By proposing that workers divert some of their payroll taxes into privately
controlled investment accounts, he said, the party hopes to draw voters under 30
who are worried about retirement savings. Its message, Mehlman said, is:
"The Republican Party has a plan for you."
In nominating conservative judges to the Supreme Court and lower courts, Mehlman
said, the ensuing debate offers a chance to "deepen the GOP by registering
to vote men and women who attend church every week." The GOP's efforts to
grow come as the Democratic Party struggles to find its voice. The liberal and
moderate wings of the party are at odds over how to fight Bush's agenda without
appearing obstructionist or overly negative, labels the GOP used effectively
against Daschle and other Democrats in elections last year.
The one issue that has united Democrats is Social Security, with party
strategists increasingly convinced that voters and beneficiaries are wary enough
of the Bush plan to punish Republicans in future elections.
"If the Republicans can destroy Social Security, if they can privatize it
out of existence, then they remove a key foundation stone for a philosophy of
governance which says we're all in it together," said Robert B. Reich,
former Labor secretary in the Clinton administration and now a professor at
Brandeis University near Boston.
On the question of capping jury awards, trial lawyers are not likely to go down
without a fight.
Plaintiff's lawyers and law firms gave more than $30 million to candidates in
the 2004 election cycle, funding Democrats overwhelmingly more than Republicans,
according to Dwight L. Morris & Associates, which analyzes campaign finance
data.
"The Democrats in the Senate are in lock-step with the trial lawyers
because they know" the lawyers are a major money source, said Thune, the
Republican who defeated Daschle in South Dakota.

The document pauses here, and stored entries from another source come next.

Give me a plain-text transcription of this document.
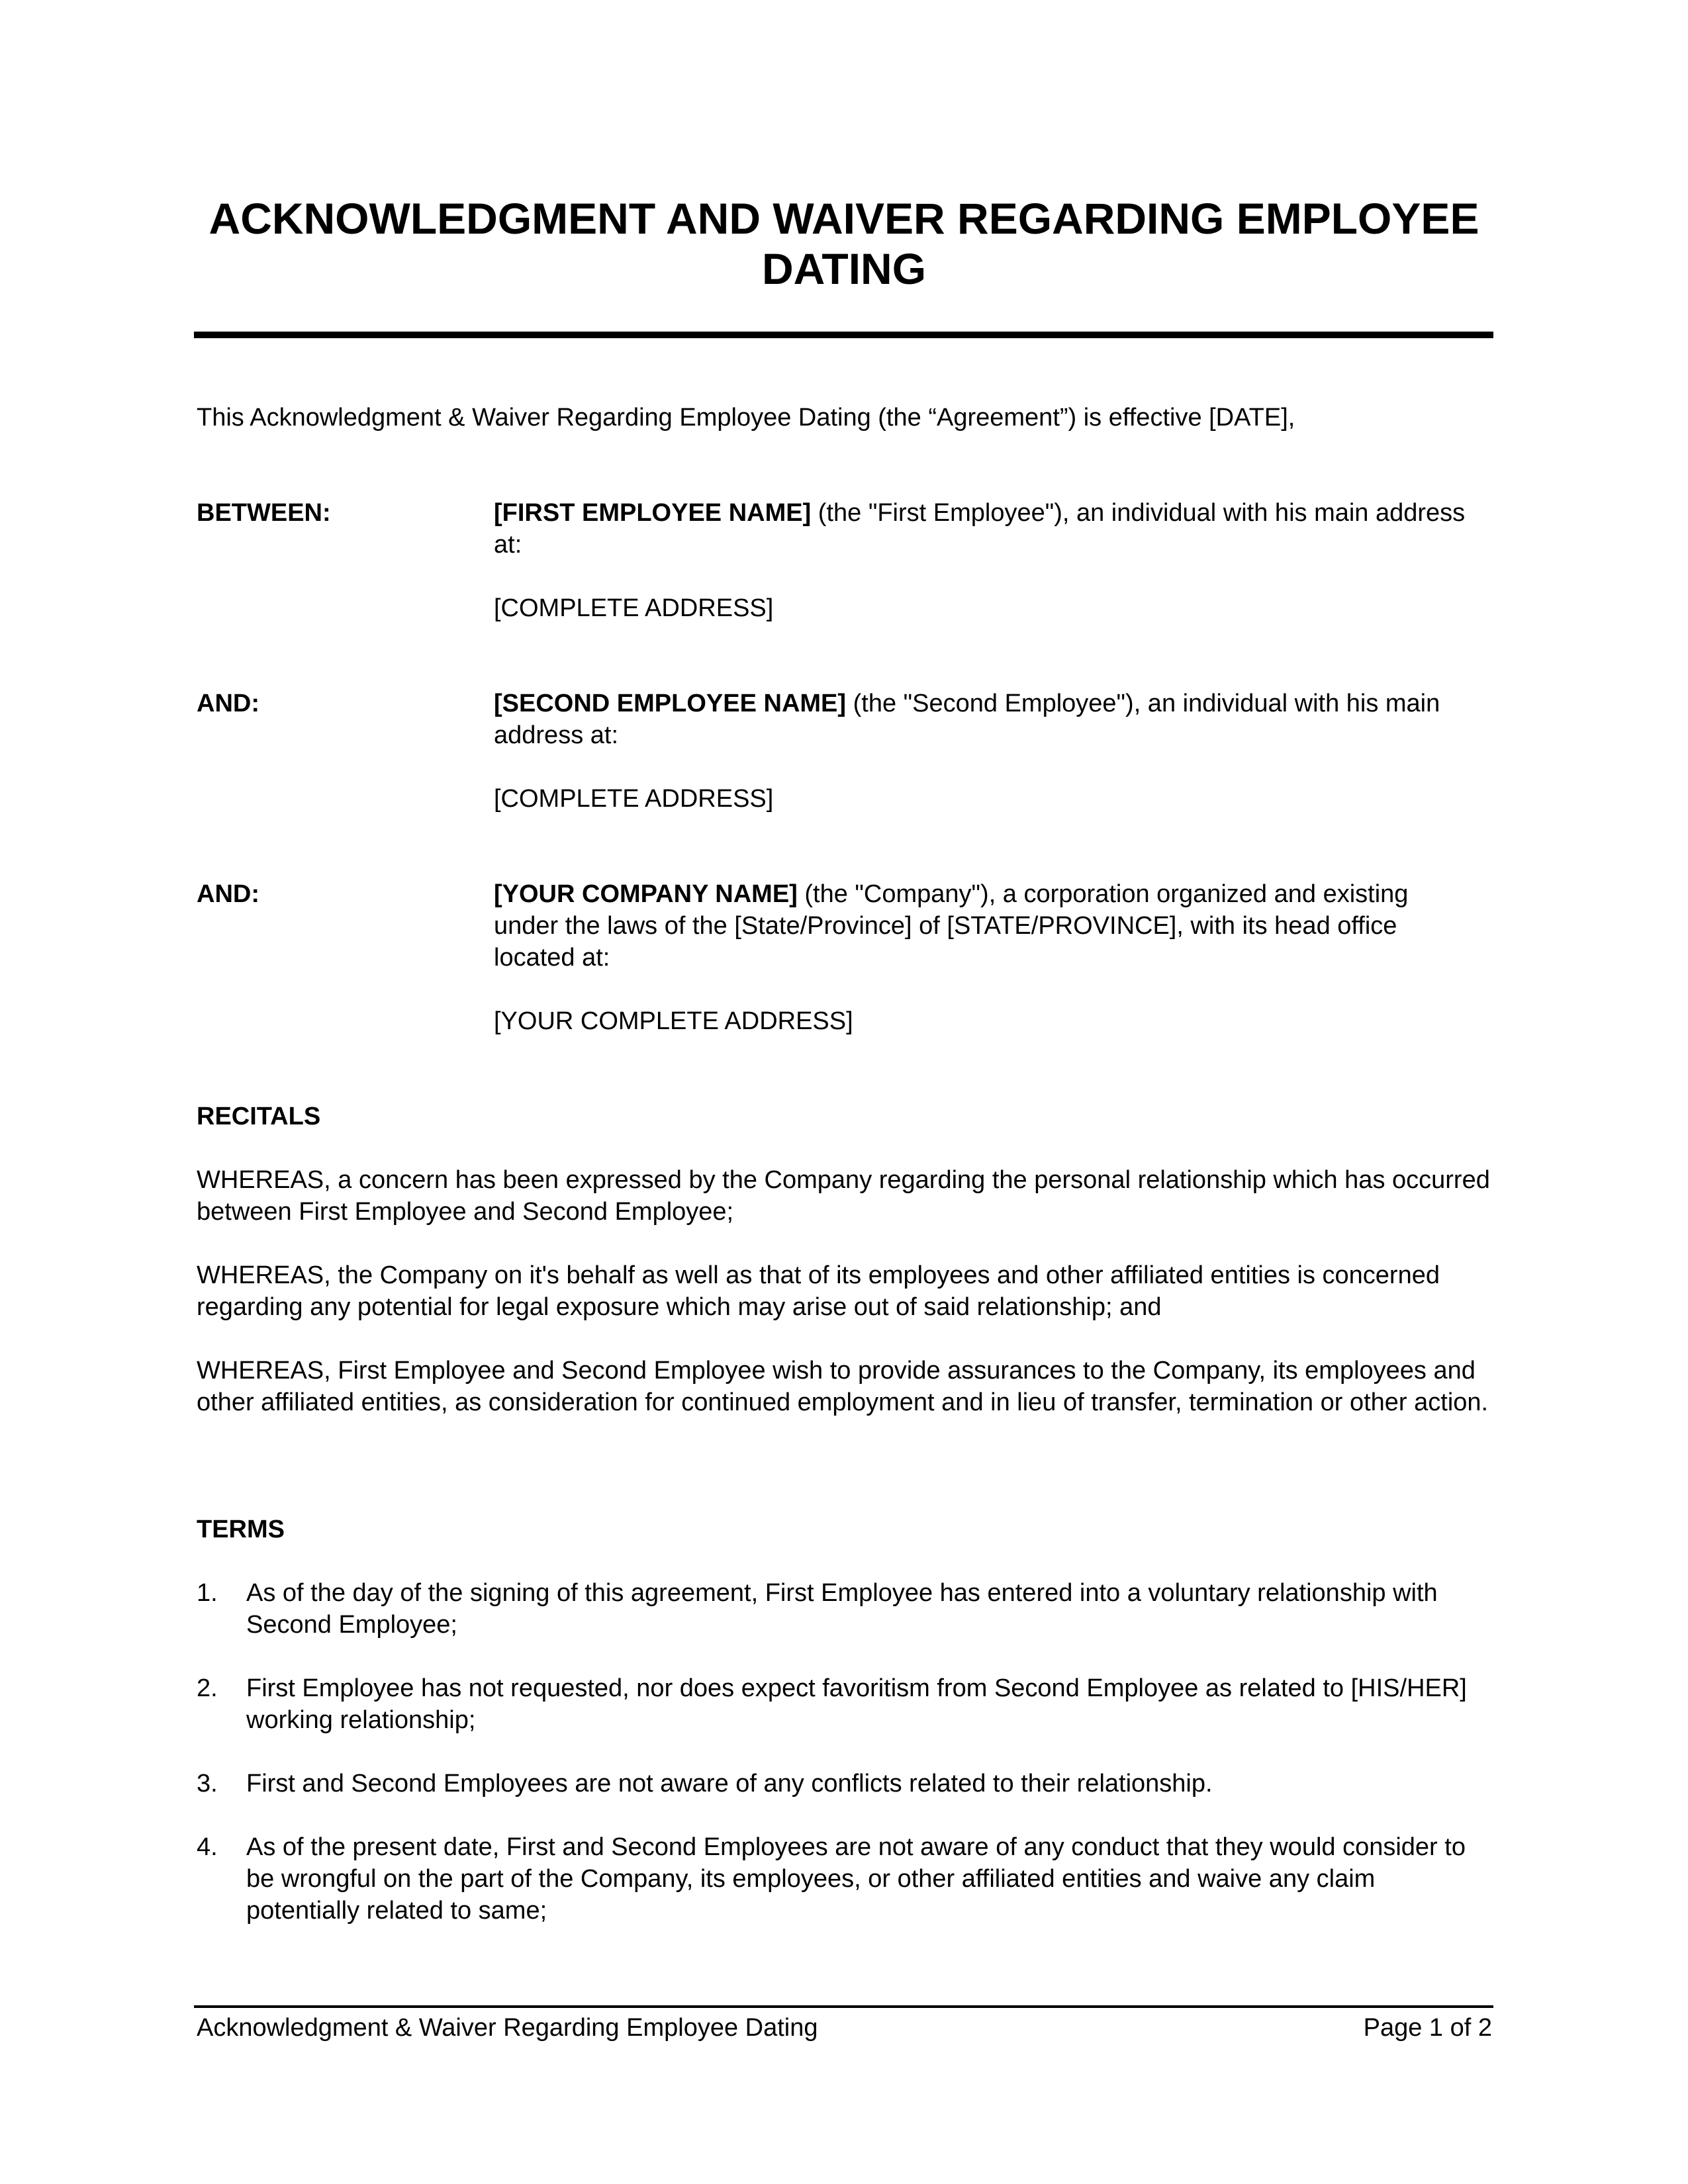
ACKNOWLEDGMENT AND WAIVER REGARDING EMPLOYEE
DATING

This Acknowledgment & Waiver Regarding Employee Dating (the “Agreement”) is effective [DATE],

BETWEEN:	[FIRST EMPLOYEE NAME] (the "First Employee"), an individual with his main address at:

[COMPLETE ADDRESS]

AND:	[SECOND EMPLOYEE NAME] (the "Second Employee"), an individual with his main address at:

[COMPLETE ADDRESS]

AND:	[YOUR COMPANY NAME] (the "Company"), a corporation organized and existing under the laws of the [State/Province] of [STATE/PROVINCE], with its head office located at:

[YOUR COMPLETE ADDRESS]

RECITALS

WHEREAS, a concern has been expressed by the Company regarding the personal relationship which has occurred between First Employee and Second Employee;

WHEREAS, the Company on it's behalf as well as that of its employees and other affiliated entities is concerned regarding any potential for legal exposure which may arise out of said relationship; and

WHEREAS, First Employee and Second Employee wish to provide assurances to the Company, its employees and other affiliated entities, as consideration for continued employment and in lieu of transfer, termination or other action.

TERMS

1. As of the day of the signing of this agreement, First Employee has entered into a voluntary relationship with Second Employee;

2. First Employee has not requested, nor does expect favoritism from Second Employee as related to [HIS/HER] working relationship;

3. First and Second Employees are not aware of any conflicts related to their relationship.

4. As of the present date, First and Second Employees are not aware of any conduct that they would consider to be wrongful on the part of the Company, its employees, or other affiliated entities and waive any claim potentially related to same;

Acknowledgment & Waiver Regarding Employee Dating	Page 1 of 2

Referring to the goal of turning off the lawyers' financial spigot, Carlton
Carl, spokesman for the Assn. of Trial Lawyers of America, said: "They want
to destroy the legal rights of American families in order to take political
action against the lawyers who represent people who have been injured through no
fault of their own."The Bush agenda, said Norquist, crystallizes for voters
the differences between the two major political parties, casting Republicans, he
said, as the party of personal wealth and Democrats as the party of more
government involvement.
"I think that 25 years from now, Americans will have more control over
their retirement, more control over their healthcare and more control over where
their kids go to school, and they will appreciate the party that gave them
that," said David Boaz, executive vice president of the libertarian Cato
Institute and an informal White House advisor.